I’m crying as I write this. Maybe it’s hormones. But I think it’s more than that. I have finally decided it is time to wean my baby boy. Sure, it’s been hard: I’ve had to breastfeed or pump regularly, every three hours or less, for almost sixteen months now. But with working part-time and three kids who need me, I have realized it’s time to move on.
And it makes me cry. But then, I’m a crier. I cried when I left the hospital after his birth, when my baby’s umbilical cord fell off, when he outgrew his newborn diapers, when he started crawling. I don’t know if they’re happy tears (for him), but I know they’re sad tears (for me).
As hard as it is to have a baby (it is absolutely and utterly physically exhausting), there’s something to be said about a little person (with such sweetness) needing you utterly and absolutely—and your body responding accordingly.
Truth be told, though, I’m also crying because I hate the thought of my children getting older and not needing me anymore. Of them going off to kindergarten, middle school, college—and then moving away with their own families. (Cue Cat’s in the Cradle by Harry Chapin.) Weaning is just the start.
I’m crying for moms everyone who love their children infinitely, with every ounce of being that they have.

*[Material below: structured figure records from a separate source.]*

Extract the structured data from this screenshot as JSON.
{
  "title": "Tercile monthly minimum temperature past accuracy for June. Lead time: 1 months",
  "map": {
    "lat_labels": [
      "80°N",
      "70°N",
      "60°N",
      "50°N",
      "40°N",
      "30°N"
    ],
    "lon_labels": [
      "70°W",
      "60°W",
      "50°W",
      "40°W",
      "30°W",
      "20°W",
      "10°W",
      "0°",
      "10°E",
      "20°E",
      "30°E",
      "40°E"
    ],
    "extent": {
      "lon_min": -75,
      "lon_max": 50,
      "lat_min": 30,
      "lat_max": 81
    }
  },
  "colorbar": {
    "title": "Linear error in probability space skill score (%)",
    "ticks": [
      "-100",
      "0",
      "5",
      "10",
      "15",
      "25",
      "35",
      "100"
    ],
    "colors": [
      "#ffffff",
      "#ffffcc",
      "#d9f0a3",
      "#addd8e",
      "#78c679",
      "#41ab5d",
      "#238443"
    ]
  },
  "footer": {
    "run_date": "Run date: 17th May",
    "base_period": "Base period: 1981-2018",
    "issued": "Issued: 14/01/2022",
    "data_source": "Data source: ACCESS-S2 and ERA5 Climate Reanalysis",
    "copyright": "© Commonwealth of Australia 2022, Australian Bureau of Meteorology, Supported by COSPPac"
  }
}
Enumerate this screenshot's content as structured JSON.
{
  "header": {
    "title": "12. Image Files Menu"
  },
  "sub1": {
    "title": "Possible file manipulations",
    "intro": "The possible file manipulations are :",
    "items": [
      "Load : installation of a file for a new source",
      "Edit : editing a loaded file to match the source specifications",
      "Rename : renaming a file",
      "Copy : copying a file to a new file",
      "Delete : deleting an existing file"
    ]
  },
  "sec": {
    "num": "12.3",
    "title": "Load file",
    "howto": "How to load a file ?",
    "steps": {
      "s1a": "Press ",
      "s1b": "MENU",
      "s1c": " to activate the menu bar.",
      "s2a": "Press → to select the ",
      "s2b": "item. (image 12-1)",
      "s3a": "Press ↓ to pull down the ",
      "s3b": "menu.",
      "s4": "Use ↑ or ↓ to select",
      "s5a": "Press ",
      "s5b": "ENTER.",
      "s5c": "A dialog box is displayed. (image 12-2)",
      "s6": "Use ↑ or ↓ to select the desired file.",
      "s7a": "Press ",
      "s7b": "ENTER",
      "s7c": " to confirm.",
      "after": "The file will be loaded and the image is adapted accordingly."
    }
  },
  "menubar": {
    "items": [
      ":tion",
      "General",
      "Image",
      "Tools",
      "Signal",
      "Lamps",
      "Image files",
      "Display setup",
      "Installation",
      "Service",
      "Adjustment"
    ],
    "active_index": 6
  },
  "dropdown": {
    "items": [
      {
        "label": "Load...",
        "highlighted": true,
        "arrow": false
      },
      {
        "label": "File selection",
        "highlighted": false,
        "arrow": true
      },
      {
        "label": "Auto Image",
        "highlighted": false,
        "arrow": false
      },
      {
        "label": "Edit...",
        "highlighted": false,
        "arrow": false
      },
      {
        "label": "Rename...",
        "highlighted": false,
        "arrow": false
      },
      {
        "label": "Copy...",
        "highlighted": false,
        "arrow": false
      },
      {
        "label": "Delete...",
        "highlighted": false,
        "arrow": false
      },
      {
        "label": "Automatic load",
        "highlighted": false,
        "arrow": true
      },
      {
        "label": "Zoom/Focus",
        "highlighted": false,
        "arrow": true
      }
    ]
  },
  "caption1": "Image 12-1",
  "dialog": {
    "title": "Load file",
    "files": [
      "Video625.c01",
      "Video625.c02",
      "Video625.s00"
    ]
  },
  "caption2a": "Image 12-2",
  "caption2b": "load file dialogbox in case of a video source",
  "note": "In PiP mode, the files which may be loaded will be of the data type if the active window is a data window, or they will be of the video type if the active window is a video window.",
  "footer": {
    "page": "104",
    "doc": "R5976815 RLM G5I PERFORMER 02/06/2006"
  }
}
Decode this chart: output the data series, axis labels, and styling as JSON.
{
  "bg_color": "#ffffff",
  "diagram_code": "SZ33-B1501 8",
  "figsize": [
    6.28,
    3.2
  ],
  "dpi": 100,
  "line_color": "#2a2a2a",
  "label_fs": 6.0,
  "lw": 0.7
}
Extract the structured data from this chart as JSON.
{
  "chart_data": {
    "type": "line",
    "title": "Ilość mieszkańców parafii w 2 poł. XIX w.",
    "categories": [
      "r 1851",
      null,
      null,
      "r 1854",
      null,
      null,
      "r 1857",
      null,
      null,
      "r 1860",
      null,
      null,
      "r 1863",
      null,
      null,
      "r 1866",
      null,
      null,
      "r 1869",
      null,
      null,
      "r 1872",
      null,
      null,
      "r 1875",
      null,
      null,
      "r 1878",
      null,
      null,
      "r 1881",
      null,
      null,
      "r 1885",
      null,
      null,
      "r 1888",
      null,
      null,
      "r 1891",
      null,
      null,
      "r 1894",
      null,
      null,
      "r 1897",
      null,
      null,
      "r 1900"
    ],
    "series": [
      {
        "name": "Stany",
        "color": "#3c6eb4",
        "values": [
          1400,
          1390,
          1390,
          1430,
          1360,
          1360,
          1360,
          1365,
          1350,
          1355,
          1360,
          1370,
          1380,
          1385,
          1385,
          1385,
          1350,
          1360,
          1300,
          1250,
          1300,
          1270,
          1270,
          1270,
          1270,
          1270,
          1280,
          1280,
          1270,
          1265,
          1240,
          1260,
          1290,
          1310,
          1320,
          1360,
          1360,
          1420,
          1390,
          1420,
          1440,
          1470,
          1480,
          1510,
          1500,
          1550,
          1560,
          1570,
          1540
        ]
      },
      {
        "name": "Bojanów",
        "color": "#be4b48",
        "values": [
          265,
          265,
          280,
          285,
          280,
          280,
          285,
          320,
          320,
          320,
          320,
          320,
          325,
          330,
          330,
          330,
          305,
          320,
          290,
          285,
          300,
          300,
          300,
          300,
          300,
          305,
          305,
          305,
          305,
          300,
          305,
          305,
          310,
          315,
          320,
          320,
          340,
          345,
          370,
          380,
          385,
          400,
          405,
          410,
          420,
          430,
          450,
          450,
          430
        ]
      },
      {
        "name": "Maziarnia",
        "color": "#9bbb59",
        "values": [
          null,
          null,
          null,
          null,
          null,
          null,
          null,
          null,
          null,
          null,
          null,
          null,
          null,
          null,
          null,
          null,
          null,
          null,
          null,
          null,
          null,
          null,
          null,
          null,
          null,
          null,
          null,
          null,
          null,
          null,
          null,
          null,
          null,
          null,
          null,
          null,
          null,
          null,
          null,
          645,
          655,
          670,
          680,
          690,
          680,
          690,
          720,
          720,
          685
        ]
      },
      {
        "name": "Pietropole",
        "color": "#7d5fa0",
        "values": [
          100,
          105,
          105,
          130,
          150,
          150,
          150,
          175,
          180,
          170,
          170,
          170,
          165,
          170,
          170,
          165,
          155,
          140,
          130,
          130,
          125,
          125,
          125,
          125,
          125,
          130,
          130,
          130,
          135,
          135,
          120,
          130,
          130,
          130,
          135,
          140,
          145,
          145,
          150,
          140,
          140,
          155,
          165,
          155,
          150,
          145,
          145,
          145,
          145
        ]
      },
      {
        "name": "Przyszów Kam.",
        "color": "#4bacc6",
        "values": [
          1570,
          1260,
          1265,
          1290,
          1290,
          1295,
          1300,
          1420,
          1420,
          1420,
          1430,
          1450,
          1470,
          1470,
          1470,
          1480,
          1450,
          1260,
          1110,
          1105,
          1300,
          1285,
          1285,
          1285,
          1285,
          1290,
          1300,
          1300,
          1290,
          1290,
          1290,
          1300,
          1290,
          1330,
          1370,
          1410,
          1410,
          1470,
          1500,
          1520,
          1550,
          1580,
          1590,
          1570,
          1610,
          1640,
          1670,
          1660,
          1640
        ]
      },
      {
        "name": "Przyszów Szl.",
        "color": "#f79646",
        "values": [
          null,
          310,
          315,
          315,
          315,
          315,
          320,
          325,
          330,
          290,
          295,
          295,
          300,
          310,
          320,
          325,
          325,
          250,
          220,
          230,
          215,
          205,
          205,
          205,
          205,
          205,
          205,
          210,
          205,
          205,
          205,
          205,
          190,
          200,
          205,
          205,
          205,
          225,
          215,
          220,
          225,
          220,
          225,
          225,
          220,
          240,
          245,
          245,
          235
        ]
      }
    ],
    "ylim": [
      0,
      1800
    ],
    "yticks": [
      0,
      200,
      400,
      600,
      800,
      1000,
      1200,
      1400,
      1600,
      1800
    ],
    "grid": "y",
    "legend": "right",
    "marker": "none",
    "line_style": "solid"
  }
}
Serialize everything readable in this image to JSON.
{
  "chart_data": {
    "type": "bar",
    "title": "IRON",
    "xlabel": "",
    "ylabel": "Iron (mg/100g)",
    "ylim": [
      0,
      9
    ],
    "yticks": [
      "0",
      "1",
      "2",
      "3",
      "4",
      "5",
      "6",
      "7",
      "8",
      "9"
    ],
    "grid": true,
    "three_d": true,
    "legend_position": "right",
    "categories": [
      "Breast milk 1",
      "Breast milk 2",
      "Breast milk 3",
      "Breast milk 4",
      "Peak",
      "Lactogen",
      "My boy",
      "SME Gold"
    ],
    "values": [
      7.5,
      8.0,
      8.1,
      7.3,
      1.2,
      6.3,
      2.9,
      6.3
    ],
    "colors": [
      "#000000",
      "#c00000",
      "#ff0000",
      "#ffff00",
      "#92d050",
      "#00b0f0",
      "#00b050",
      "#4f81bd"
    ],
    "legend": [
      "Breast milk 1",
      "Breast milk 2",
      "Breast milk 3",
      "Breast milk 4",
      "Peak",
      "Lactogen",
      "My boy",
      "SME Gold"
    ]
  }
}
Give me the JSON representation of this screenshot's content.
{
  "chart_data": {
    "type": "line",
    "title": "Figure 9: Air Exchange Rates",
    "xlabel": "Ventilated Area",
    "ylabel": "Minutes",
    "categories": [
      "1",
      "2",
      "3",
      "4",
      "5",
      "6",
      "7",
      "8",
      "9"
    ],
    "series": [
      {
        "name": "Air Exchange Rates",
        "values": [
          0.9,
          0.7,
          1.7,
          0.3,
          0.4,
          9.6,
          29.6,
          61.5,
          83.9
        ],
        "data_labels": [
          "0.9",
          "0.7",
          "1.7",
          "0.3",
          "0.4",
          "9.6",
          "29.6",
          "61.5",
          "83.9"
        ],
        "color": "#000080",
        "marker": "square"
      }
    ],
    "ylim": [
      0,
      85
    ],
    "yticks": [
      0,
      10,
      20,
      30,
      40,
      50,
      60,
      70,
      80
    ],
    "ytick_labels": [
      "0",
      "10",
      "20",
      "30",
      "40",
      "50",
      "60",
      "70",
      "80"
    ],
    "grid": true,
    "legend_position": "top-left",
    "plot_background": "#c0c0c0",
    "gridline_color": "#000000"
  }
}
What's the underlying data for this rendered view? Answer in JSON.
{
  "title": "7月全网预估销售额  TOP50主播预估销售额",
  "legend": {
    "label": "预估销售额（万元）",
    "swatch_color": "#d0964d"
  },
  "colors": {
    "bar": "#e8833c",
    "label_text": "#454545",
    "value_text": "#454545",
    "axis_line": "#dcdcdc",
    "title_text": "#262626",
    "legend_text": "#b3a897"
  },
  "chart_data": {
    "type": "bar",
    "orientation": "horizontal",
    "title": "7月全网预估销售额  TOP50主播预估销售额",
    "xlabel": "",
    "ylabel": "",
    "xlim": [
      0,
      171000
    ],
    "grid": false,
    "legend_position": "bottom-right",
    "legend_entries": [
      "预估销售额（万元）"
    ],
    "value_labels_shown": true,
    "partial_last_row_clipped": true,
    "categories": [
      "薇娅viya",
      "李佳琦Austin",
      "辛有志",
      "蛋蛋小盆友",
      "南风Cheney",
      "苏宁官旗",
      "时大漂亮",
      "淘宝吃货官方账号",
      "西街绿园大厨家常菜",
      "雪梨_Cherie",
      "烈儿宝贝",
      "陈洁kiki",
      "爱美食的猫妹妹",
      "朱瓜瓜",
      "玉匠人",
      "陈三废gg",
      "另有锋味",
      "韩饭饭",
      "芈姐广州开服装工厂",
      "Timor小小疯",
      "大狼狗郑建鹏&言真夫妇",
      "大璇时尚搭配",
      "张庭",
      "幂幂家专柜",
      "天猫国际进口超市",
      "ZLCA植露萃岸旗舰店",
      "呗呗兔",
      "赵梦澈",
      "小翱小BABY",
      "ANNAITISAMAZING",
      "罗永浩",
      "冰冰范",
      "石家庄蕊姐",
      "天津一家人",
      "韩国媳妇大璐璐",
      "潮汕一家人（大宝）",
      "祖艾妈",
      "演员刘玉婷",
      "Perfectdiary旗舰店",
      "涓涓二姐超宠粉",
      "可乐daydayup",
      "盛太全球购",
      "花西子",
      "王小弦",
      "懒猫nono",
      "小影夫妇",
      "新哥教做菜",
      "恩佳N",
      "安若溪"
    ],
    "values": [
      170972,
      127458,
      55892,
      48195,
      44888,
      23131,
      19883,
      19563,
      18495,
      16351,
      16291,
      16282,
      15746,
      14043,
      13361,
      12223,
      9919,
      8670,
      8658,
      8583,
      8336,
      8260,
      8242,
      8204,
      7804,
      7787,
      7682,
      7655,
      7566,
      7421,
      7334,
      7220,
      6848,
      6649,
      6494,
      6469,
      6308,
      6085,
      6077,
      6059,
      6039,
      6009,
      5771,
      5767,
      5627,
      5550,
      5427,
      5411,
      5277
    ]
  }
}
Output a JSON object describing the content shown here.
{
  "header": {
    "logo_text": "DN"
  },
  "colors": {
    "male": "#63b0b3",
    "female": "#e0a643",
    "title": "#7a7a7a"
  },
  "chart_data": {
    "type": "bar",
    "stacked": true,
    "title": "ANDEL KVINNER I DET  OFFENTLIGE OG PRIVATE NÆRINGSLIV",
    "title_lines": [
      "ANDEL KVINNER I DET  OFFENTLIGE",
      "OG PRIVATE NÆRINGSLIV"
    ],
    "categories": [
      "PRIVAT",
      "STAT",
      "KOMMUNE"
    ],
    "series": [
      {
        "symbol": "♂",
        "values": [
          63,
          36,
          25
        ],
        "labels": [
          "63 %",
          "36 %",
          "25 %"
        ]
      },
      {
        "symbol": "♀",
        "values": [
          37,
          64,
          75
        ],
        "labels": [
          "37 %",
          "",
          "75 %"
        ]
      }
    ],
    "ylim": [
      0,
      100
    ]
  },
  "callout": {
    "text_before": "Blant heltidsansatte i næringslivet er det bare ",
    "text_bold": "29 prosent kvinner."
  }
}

And then one day, these same newborns, babies, children grow up—and head out on their own.
And typical mom worry sets in when the weaning process begins:
What if he gets sick? I think. He’ll need my immune antibodies.
What if there’s a storm? I think. And he has no food. (Call me crazy, but I think back to a story I read in the newspaper of a family stranded in a car in a snowstorm where the breastfeeding mother was able to keep all the children nourished with her milk.)
What if he needs to nurse? I think. He won’t understand why he can’t—or why nothing’s coming out.
There are so many what ifs…but I realize that weaning my baby doesn’t make me less of a mother. I’ll still be there for him to snuggle, hold him, and feed him—and give him a pacifier if he needs something to suck on. But I’ll have much-needed me time back. (I’ve had zero of that for the past 16 months—and I’m starting to feel “me starved”.) I also want to get back to exercising regularly.
There is life beyond breastfeeding. And it’s about to start for me—and my baby.
And you know what? The thought is making me cry…all over again.